Mental Health and Disability: Understanding the Impact | Royal Commission Findings
As World Mental Health Day approaches, we reflect on the Royal Commission findings that exposed how systemic failures have caused significant psychological harm to people with disability. This mental health crisis stems from choices in policy, funding, and societal attitudes—and demands transformation in how people with disability are valued and supported.

Mental Health and Disability: Understanding the Impact of Systemic Failures
As World Mental Health Day approaches on October 10, 2025, it is time to reflect on the findings of the Royal Commission into Violence, Abuse, Neglect and Exploitation of People with Disability. The Commission's investigation exposed a distressing reality: systemic failures across many institutions have caused significant psychological harm to people with disability. These mental health issues are not limited to individual trauma but are deeply connected to long-standing structural inequalities that continue to shape the lives of people with disability.
The Psychological Toll of Abuse and Neglect
Numerous submissions to the Royal Commission revealed that people with disability frequently experience chronic anxiety, depression, Post Traumatic Stress Disorder (PTSD), and suicidality as a direct consequence of abuse and neglect. These mental health challenges are further aggravated by the persistent barriers to accessing suitable support. Services are often underfunded, poorly coordinated, and inadequate to meet the complex needs of those who have endured trauma, particularly individuals with cognitive or psychosocial disabilities.
The Role of Isolation and Loss of Autonomy
Isolation is a critical factor in the mental health crisis faced by people with disability.
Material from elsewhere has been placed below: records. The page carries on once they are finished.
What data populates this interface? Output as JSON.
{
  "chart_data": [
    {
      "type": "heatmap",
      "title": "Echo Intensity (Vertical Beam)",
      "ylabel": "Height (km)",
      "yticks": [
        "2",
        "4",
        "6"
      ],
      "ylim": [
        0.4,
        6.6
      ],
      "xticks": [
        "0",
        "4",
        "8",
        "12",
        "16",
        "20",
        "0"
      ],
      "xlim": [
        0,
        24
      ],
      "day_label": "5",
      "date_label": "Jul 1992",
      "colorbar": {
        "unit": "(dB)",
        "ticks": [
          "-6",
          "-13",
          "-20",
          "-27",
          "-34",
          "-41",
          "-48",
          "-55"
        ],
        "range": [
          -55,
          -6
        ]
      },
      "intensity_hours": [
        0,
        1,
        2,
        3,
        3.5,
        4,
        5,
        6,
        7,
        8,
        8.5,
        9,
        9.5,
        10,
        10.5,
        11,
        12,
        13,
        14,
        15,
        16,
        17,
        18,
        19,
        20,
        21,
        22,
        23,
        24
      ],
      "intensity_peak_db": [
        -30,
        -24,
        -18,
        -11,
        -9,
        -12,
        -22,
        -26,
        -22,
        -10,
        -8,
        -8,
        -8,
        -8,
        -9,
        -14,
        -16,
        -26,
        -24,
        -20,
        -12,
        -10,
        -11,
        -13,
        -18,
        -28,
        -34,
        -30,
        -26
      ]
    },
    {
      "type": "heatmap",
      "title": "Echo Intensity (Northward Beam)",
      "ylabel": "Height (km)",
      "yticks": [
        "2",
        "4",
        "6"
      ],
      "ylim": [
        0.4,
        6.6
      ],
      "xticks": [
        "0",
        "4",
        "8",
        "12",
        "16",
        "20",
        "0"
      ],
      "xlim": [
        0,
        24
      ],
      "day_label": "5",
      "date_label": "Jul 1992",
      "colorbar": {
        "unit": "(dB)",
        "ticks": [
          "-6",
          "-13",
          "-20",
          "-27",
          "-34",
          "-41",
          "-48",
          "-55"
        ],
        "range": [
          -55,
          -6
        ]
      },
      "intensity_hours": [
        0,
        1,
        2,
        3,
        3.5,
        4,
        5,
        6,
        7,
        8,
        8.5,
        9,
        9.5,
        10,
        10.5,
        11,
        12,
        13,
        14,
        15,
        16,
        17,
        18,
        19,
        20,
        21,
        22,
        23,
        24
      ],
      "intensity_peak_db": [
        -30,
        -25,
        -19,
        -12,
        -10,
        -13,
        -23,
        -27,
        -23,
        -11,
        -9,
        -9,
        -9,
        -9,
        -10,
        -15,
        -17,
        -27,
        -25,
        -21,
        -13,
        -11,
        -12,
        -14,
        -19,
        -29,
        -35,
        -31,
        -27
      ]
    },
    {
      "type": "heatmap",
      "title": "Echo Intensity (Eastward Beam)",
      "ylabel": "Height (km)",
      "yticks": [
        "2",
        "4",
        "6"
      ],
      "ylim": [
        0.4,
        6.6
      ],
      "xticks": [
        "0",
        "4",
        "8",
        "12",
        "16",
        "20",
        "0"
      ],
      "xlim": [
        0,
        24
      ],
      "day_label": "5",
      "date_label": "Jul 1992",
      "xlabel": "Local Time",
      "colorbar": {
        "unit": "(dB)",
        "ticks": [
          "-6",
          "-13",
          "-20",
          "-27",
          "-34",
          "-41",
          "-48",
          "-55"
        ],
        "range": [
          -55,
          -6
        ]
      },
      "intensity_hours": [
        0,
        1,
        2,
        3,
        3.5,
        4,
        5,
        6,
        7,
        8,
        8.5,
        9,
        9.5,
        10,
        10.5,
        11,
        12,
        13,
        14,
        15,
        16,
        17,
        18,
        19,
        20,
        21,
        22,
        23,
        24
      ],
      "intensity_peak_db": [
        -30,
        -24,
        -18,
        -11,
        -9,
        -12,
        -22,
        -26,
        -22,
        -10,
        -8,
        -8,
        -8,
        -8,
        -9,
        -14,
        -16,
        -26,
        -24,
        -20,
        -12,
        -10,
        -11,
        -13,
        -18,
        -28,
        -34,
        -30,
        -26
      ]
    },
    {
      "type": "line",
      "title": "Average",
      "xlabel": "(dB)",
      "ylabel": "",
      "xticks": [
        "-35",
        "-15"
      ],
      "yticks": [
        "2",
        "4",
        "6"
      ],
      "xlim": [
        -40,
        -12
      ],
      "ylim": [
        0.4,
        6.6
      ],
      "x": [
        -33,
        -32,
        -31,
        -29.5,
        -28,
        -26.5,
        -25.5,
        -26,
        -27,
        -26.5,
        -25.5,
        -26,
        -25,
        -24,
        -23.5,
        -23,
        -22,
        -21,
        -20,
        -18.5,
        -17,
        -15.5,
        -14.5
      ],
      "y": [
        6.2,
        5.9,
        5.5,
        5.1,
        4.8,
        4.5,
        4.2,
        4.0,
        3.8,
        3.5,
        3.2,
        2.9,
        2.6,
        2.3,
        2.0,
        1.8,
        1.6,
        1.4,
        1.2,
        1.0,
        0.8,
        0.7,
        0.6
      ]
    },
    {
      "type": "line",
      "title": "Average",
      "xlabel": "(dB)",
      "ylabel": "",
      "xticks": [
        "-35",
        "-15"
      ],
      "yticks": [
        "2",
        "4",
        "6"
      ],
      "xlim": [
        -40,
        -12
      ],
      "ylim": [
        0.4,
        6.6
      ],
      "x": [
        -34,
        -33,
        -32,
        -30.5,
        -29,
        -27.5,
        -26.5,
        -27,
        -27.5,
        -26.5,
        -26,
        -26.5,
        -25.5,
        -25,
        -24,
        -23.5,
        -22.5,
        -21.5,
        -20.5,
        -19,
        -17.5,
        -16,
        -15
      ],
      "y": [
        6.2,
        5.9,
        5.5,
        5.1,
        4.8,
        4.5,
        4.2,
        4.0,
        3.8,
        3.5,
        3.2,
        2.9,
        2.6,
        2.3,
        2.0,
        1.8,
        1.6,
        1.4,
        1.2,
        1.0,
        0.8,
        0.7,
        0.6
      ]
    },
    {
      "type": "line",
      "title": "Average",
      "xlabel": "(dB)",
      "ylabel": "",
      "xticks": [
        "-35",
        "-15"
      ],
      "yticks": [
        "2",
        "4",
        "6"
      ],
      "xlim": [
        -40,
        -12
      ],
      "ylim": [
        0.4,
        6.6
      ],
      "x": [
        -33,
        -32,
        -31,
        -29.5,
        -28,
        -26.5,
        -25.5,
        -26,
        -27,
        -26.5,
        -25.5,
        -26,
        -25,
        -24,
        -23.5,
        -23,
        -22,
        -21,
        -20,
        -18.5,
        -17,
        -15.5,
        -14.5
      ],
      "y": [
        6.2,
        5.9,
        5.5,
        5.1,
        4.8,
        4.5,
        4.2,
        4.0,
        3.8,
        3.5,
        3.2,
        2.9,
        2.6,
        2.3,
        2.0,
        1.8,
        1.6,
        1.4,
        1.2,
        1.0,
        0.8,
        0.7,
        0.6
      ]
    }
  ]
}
The Commission found that individuals are often segregated in group homes, institutions, or educational settings, where abuse can go unchecked. This isolation increases vulnerability and deprives people of meaningful social connections, which are essential for mental wellbeing. Furthermore, the lack of autonomy—being denied the ability to choose where to live, who to associate with, or how to spend one's day—compounds feelings of helplessness and despair.
Tenancy and Support Provider Connections
Current practices allow organizations to control both tenancy and support services for a single and/or group of people with a disability. This creates a sense of powerlessness, as individuals fear that changing their support provider could result in losing their tenancy rights. To address this, the sector must take urgent action to separate tenancy rights from support provider services, thereby empowering people with disability to make choices without fear.
Recommendations from the Royal Commission
The Commission's final report calls for trauma-informed, culturally safe, and person-centered mental health care. It urges governments to invest in community-based supports that focus on recovery, empowerment, and inclusion. The report also emphasizes the importance of listening to people with lived experience, not just as recipients of care but as leaders in driving reform. Beyond government action, disability support organizations also play a key role in shaping the daily lives and mental wellbeing of people with disability.
Intersectional Challenges
The Commission highlighted that these harms are often intersectional. First Nations people with disability, culturally and linguistically diverse individuals, and LGBTQ+ people with disability frequently encounter compounded discrimination, which heightens mental health risks. Their experiences are defined by multiple layers of marginalization that mainstream mental health services often fail to address adequately.
The Ripple Effect of Mental Health Issues
Often, the broader impact of poor mental health goes unrecognized. Mental health challenges affect not only the individual but also those around them, including support workers, families, guardians, team leaders, Behavioral Support Specialists, general practitioners, and others involved in their lives. Thus, an individual's mental wellbeing is central to the wellbeing of the entire community, whether the impact is direct or indirect.
Actions for the Disability Support Sector
Those working in the Disability Support Sector can take the following steps:
**Listen to people with disability** as they express their needs and support requirements, and work with guardians to ensure that these voices are heard, encouraged, and empowered. Be client centric.
**Assist people with disability to grow** and experience new things. Support individuals in setting priorities, planning actions, and realistically assessing available resources and skills. Accountability is important, but avoiding new experiences equates to avoiding growth.
**Separate tenancy from support provision** to reduce barriers to choice and control.
**Utilise the Active Supports model** and adopt trauma-informed service provision to help people with disability become more active in the community and take greater control and responsibility for their lives.
**Avoid imposing personal value judgments**; instead, prioritize the needs and desires of people with disability and work collaboratively with them rather than relying on preconceived notions.
A Call for Change
The mental health crisis among people with disability is not an unavoidable outcome; it stems from choices—whether in policy, funding, or societal attitudes. Addressing this crisis requires more than clinical intervention. It demands a transformation in how people with disability are valued, included, and protected in all aspects of Australian life. While change can be challenging, at Focus ACT, there is a belief that change is not only inevitable but necessary to enhance the physical and emotional wellbeing of the people we support.